Michael Gove and his colleagues have enjoyed poking Labour on education policy recently. His catty letter exchange with Stephen Twigg last week left Twigg with the victory for style with a supremely bitchy reply, while Gove won on substance (largely because he asked whether Labour’s education frontbench possessed any). Today he tried to assemble his own fantasy Labour education team as he took questions from MPs in the House of Commons chamber.
Kate Hoey gave him a forthright prod about the delay in a school converting to an academy in her constituency. Gove didn’t really answer her question, instead saying:
‘I’m very grateful to the honourable lady. She’s a brilliant campaigner for higher-quality schools in her own constituency, we’ll do everything we can to help and I’m afraid the question lays bare the fact that there are some really good MPs on the Labour benches who want their schools to be academies, but an insufficient number of Labour local authorities that are prepared to stand with us against the enemies of promise.’

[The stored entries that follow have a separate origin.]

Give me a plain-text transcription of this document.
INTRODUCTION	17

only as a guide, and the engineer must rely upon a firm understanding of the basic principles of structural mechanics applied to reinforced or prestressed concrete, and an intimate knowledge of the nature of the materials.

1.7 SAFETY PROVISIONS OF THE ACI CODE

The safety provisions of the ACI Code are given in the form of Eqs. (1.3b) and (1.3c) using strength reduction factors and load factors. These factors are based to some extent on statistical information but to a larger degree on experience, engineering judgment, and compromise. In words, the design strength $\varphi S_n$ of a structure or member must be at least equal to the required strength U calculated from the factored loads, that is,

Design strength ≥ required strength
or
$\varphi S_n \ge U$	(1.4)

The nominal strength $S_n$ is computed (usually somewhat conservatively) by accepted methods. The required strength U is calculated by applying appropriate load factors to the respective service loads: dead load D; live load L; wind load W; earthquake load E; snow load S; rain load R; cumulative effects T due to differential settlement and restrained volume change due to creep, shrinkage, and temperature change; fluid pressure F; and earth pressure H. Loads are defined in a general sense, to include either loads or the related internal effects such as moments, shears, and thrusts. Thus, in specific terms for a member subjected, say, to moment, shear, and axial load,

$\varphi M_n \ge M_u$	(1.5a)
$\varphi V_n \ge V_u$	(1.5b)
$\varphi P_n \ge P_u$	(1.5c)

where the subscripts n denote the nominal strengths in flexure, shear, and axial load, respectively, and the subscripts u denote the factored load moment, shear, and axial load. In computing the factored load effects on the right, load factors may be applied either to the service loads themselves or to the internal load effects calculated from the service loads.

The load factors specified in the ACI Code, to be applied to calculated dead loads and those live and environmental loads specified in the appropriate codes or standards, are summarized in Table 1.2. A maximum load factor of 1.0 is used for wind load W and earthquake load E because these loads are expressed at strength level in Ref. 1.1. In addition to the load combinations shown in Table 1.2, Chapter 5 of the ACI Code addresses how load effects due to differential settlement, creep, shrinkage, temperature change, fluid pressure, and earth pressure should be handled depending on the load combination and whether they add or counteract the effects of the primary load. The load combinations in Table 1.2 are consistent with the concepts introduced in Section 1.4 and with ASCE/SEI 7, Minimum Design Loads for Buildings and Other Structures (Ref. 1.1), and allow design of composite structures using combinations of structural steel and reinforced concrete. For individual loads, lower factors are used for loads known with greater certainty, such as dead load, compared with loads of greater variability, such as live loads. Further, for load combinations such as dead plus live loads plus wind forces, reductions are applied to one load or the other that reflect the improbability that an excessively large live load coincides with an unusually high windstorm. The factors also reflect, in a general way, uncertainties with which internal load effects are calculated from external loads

He referred to those ‘enemies of promise’ again in the question time, identifying them as trade unions opposing academies. But it was in his answer to Barry Sheerman where he decided to set out a very clear division on education in the Labour party. Sheerman asked:
‘Would the Secretary of State agree with his own chief inspector of schools that over the last 15 years standards across the urban population of this country have risen quite remarkably and would he give this House this opportunity to hear him say, “well done teachers, you’ve done a good job, you could do more, but you’ve done pretty well over these past 15 years”?’
Gove replied gleefully:
‘I’m very grateful to my um… er… honourable friend, as I think he’s increasingly becoming, for giving me this opportunity to absolutely underline that point. Let me first of all praise those politicians, from the member for Sheffield Brightside, to Lord Adonis, who in the teeth of resistance from trades unions and others, pressed forward the case for reform. Let me praise the former Prime Minister Tony Blair for his courage in doing so. Let me regret that the momentum for reform was lost under the member for Morley and Outwood. But let me above all praise teachers for the fantastic job that we’re doing. We have the best generation of young teachers and the best generation of headteachers ever in our schools…’
He then went on to suck up to Speaker Bercow by praising the schools in his Buckingham constituency, but that answer contained a number of conspicuous absences. The first was Stephen Twigg, who garnered no praise at all, while Ed Balls was identified as a barrier to further education reform. The second was that while he praised young teachers and headteachers, he left out a tranche of experienced teachers. Perhaps that’s because he doesn’t think all of them are doing such a great job – Fraser argued in the magazine recently that he should sack the least effective 10 per cent of teachers to improve standards.
Importantly, these answers, combined with Gove’s recent declaration of love for Diane Abbott, show that he is trying to highlight sections of the Labour party that do not oppose education reform to create a contrast with the party’s frontbench. Twigg says he believes in reform, but Gove can undermine this by pointing to a group of his backbench colleagues and predecessors who he feels really support driving up standards with more than just lip service.